Effect of Temperature on Tensile Properties of Laser Powder Bed Fusion Additively Manufactured Niobium Alloy C103

Niobium (Nb) alloy C103 is commonly used in high-temperature aerospace propulsion applications due to its strength at temperatures above 1200 degrees C and low ductile-to-brittle transition temperature. With the rise of interest in additive manufacturing (AM) for refractory material processing, it is crucial to ensure that the properties of AM-produced C103 match those of conventionally processed materials, particularly concerning ductility and high-temperature performance. This study evaluates C103 produced via laser powder bed fusion (L-PBF) by conducting uniaxial tensile tests from room temperature to 1400 degrees C in a high-vacuum environment and comparing the results to those of conventionally processed wrought C103 tested under identical conditions.
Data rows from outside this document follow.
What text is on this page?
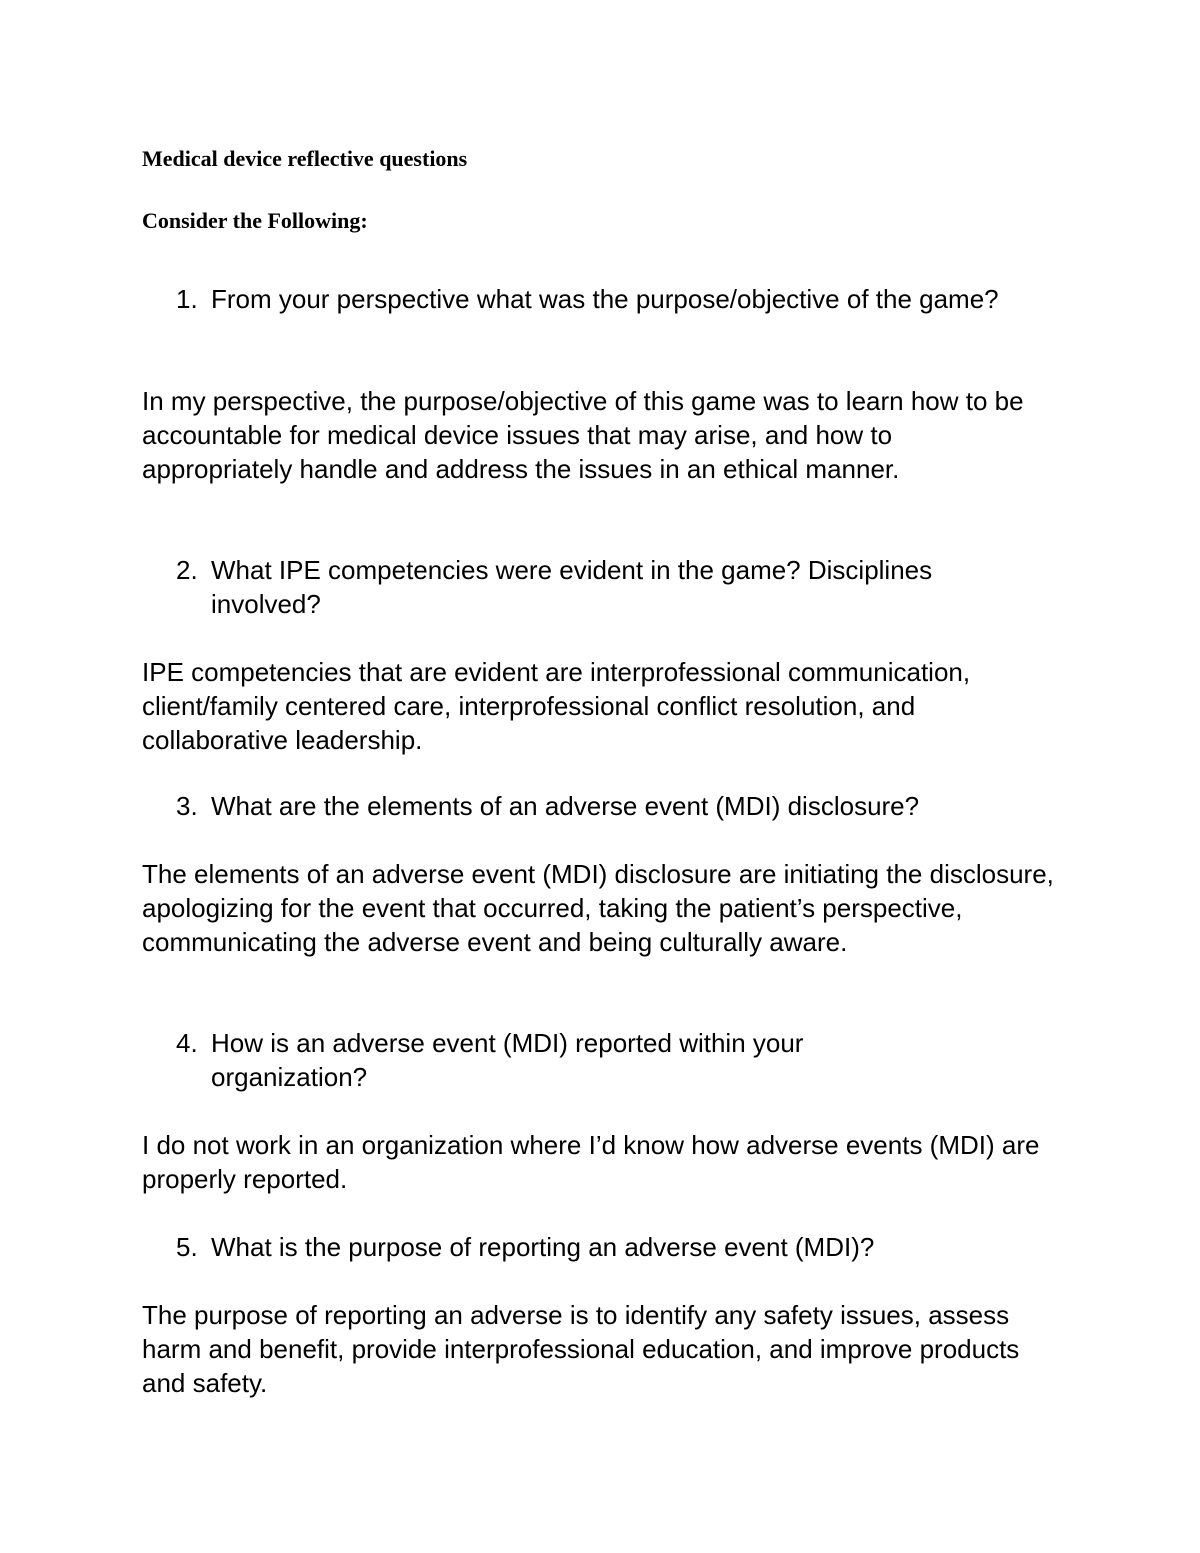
Medical device reflective questions
Consider the Following:
1. From your perspective what was the purpose/objective of the game?
In my perspective, the purpose/objective of this game was to learn how to be accountable for medical device issues that may arise, and how to appropriately handle and address the issues in an ethical manner.
2. What IPE competencies were evident in the game? Disciplines involved?
IPE competencies that are evident are interprofessional communication, client/family centered care, interprofessional conflict resolution, and collaborative leadership.
3. What are the elements of an adverse event (MDI) disclosure?
The elements of an adverse event (MDI) disclosure are initiating the disclosure, apologizing for the event that occurred, taking the patient’s perspective, communicating the adverse event and being culturally aware.
4. How is an adverse event (MDI) reported within your organization?
I do not work in an organization where I’d know how adverse events (MDI) are properly reported.
5. What is the purpose of reporting an adverse event (MDI)?
The purpose of reporting an adverse is to identify any safety issues, assess harm and benefit, provide interprofessional education, and improve products and safety.
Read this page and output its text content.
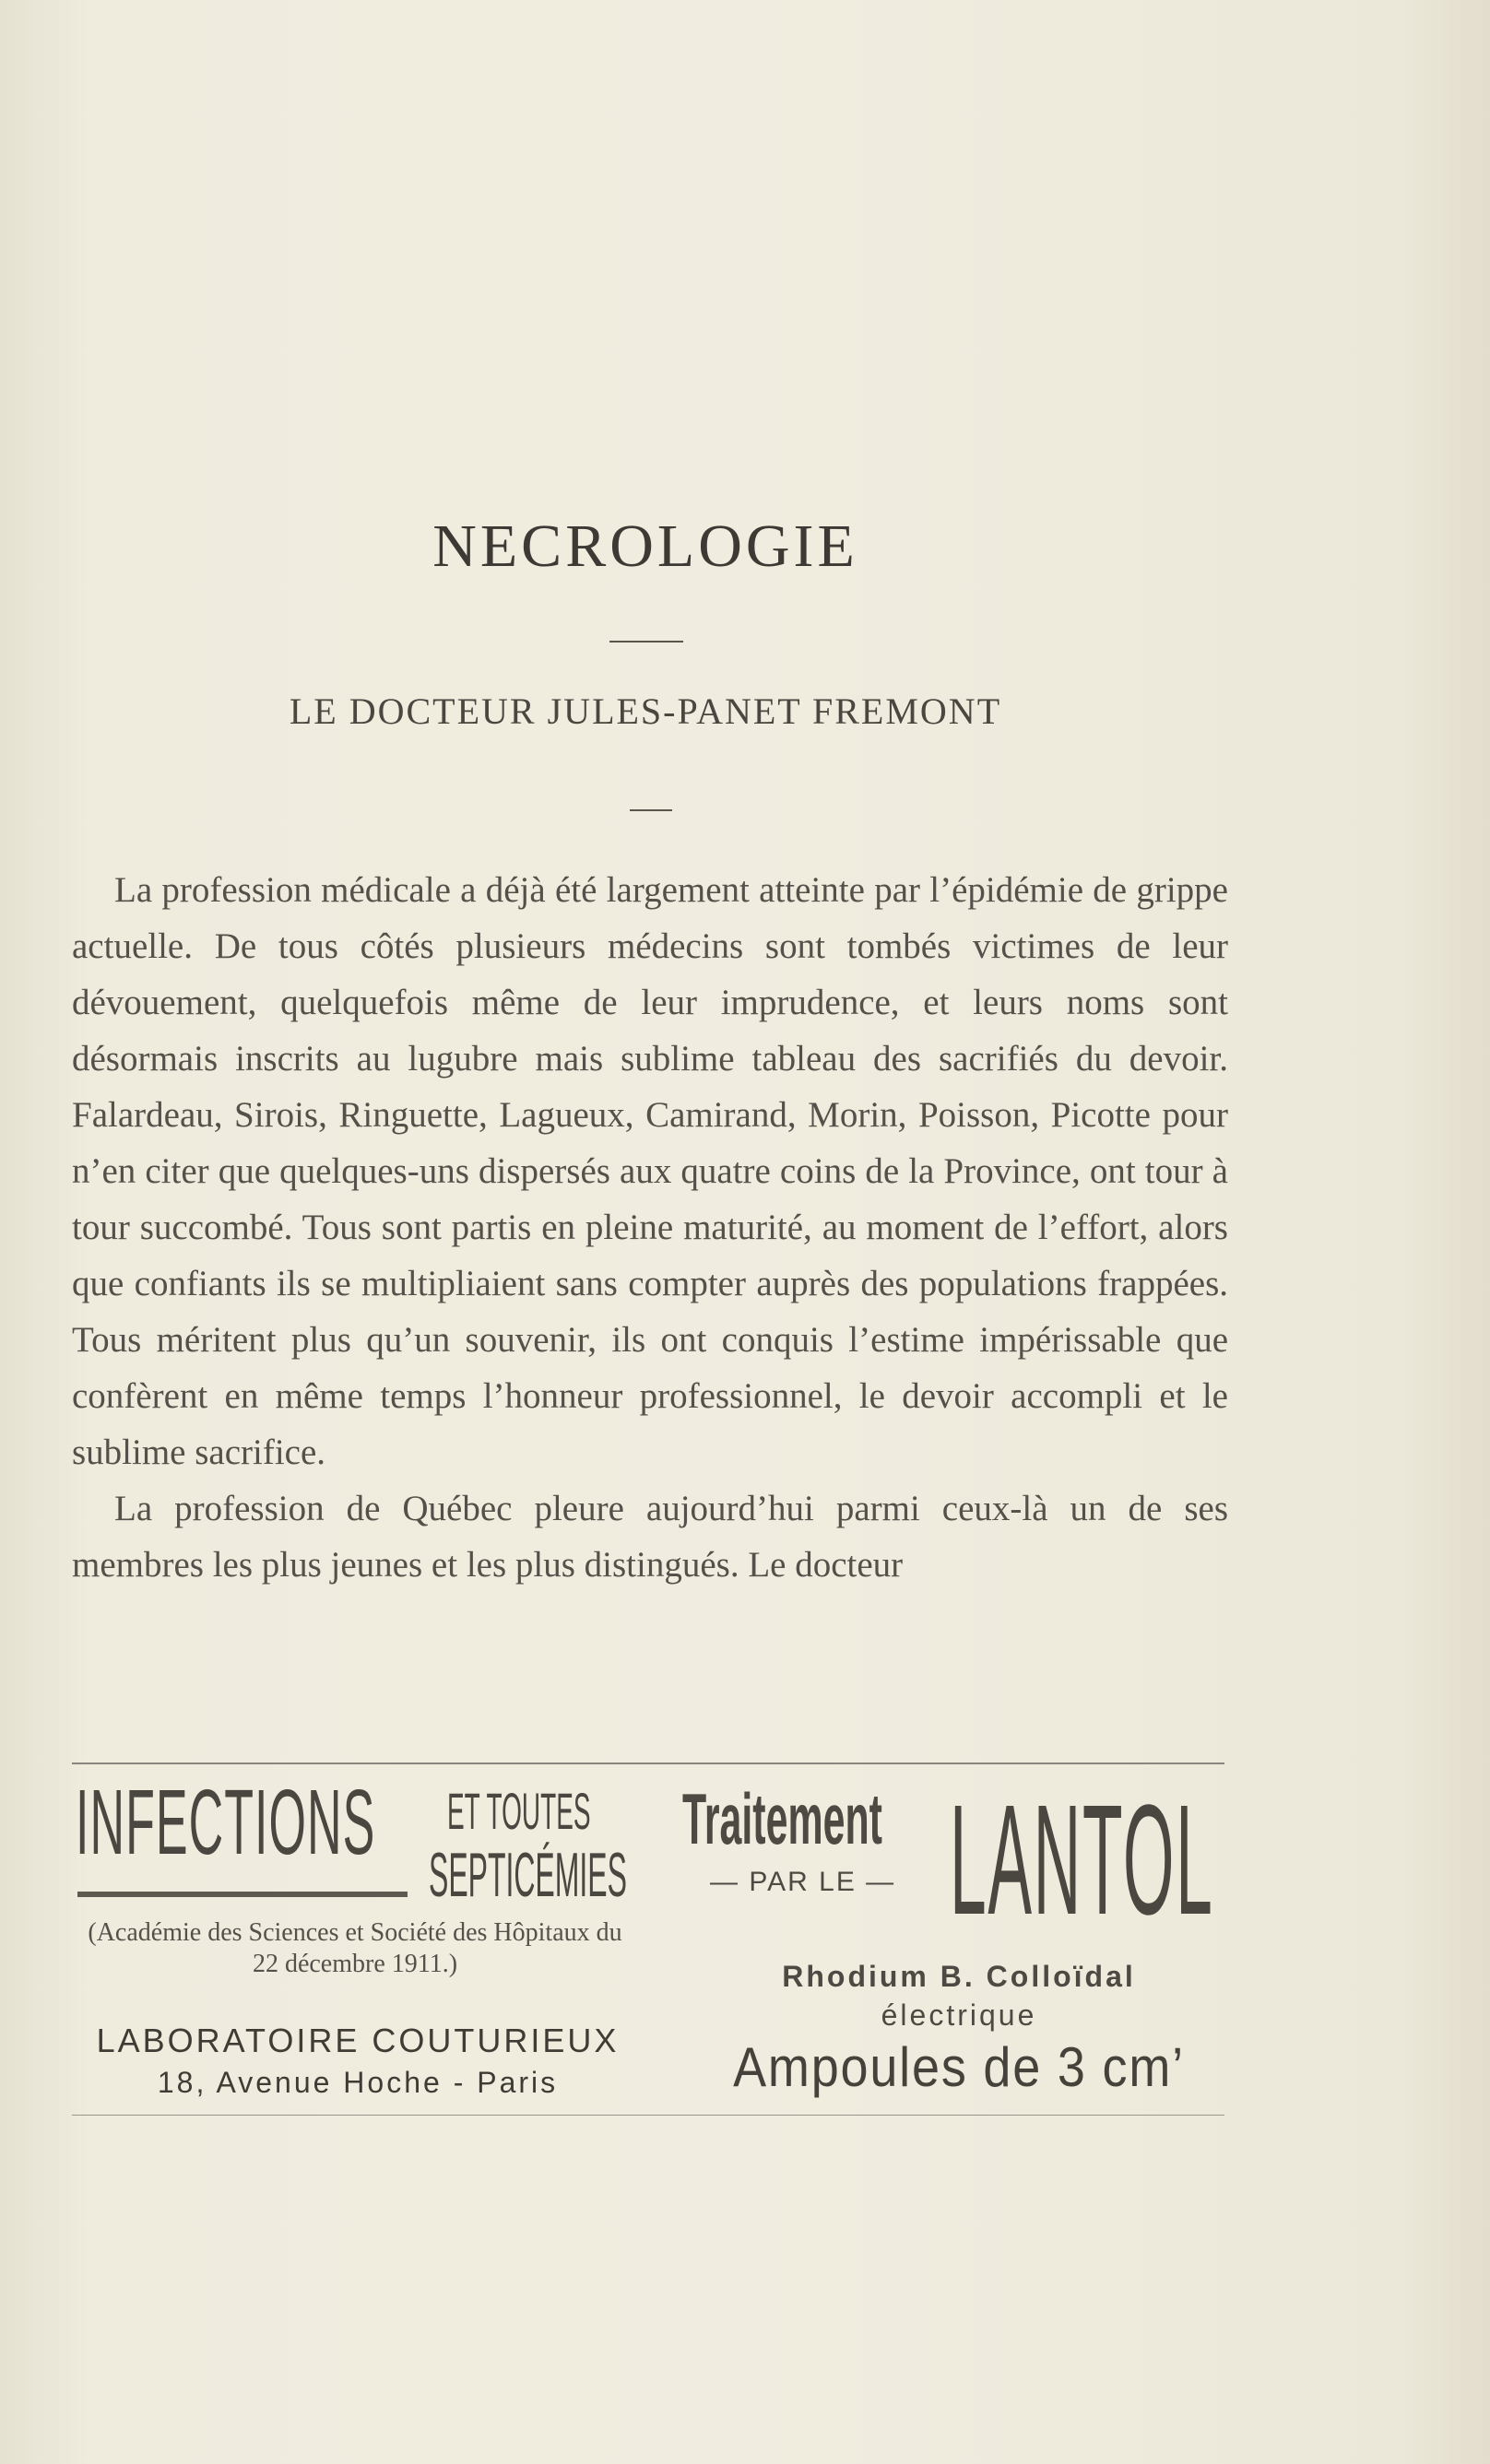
NECROLOGIE
LE DOCTEUR JULES-PANET FREMONT

La profession médicale a déjà été largement atteinte par l’épidémie de grippe actuelle. De tous côtés plusieurs médecins sont tombés victimes de leur dévouement, quelquefois même de leur imprudence, et leurs noms sont désormais inscrits au lugubre mais sublime tableau des sacrifiés du devoir. Falardeau, Sirois, Ringuette, Lagueux, Camirand, Morin, Poisson, Picotte pour n’en citer que quelques-uns dispersés aux quatre coins de la Province, ont tour à tour succombé. Tous sont partis en pleine maturité, au moment de l’effort, alors que confiants ils se multipliaient sans compter auprès des populations frappées. Tous méritent plus qu’un souvenir, ils ont conquis l’estime impérissable que confèrent en même temps l’honneur professionnel, le devoir accompli et le sublime sacrifice.

La profession de Québec pleure aujourd’hui parmi ceux-là un de ses membres les plus jeunes et les plus distingués. Le docteur

INFECTIONS ET TOUTES
SEPTICÉMIES
(Académie des Sciences et Société des Hôpitaux du 22 décembre 1911.)
LABORATOIRE COUTURIEUX
18, Avenue Hoche - Paris
Traitement
— PAR LE — LANTOL
Rhodium B. Colloïdal
électrique
Ampoules de 3 cm’
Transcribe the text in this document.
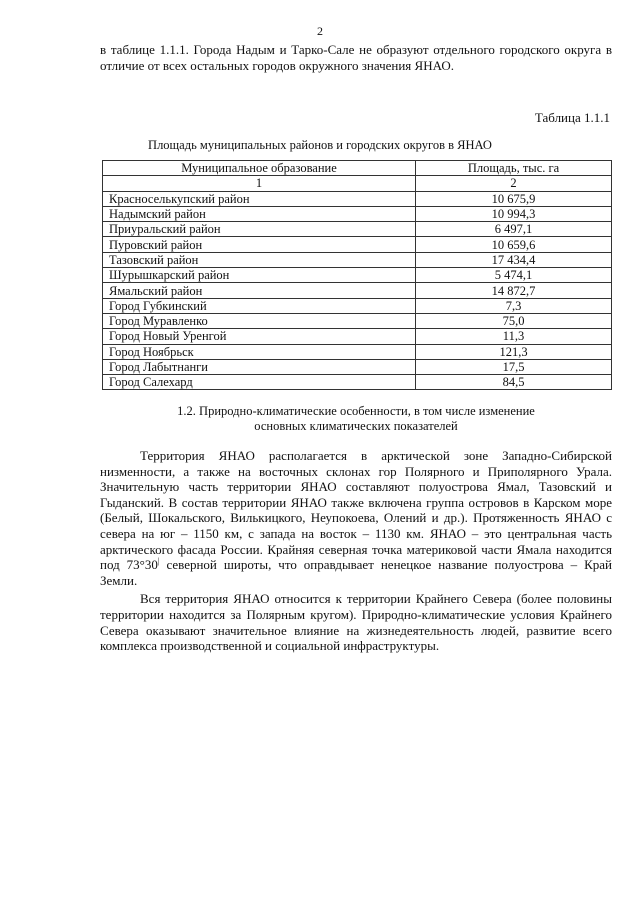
2
в таблице 1.1.1. Города Надым и Тарко-Сале не образуют отдельного городского округа в отличие от всех остальных городов окружного значения ЯНАО.
Таблица 1.1.1
Площадь муниципальных районов и городских округов в ЯНАО
Муниципальное образование	Площадь, тыс. га
1	2
Красноселькупский район	10 675,9
Надымский район	10 994,3
Приуральский район	6 497,1
Пуровский район	10 659,6
Тазовский район	17 434,4
Шурышкарский район	5 474,1
Ямальский район	14 872,7
Город Губкинский	7,3
Город Муравленко	75,0
Город Новый Уренгой	11,3
Город Ноябрьск	121,3
Город Лабытнанги	17,5
Город Салехард	84,5
1.2. Природно-климатические особенности, в том числе изменение
основных климатических показателей

Территория ЯНАО располагается в арктической зоне Западно-Сибирской низменности, а также на восточных склонах гор Полярного и Приполярного Урала. Значительную часть территории ЯНАО составляют полуострова Ямал, Тазовский и Гыданский. В состав территории ЯНАО также включена группа островов в Карском море (Белый, Шокальского, Вилькицкого, Неупокоева, Олений и др.). Протяженность ЯНАО с севера на юг – 1150 км, с запада на восток – 1130 км. ЯНАО – это центральная часть арктического фасада России. Крайняя северная точка материковой части Ямала находится под 73°30| северной широты, что оправдывает ненецкое название полуострова – Край Земли.

Вся территория ЯНАО относится к территории Крайнего Севера (более половины территории находится за Полярным кругом). Природно-климатические условия Крайнего Севера оказывают значительное влияние на жизнедеятельность людей, развитие всего комплекса производственной и социальной инфраструктуры.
Results from tensile testing indicated that as-built L-PBF C103 has comparable tensile properties to wrought (worked) C103, while hot isostatic pressing (HIP) post-processed L-PBF C103 exhibited similar properties to wrought (recrystallized) C103. In all conditions, whether L-PBF or wrought, C103 exhibited minima in tensile elongation in the 600-800 degrees C temperature range; however, this was not accompanied by a change in fracture mechanism. HIP post-processing marginally improved material density but significantly reduced low-to-intermediate temperature strength due to recovery of the microstructure and grain growth. These insights into the mechanical behavior of L-PBF C103 enhance confidence in its use for reliable high-temperature aerospace components.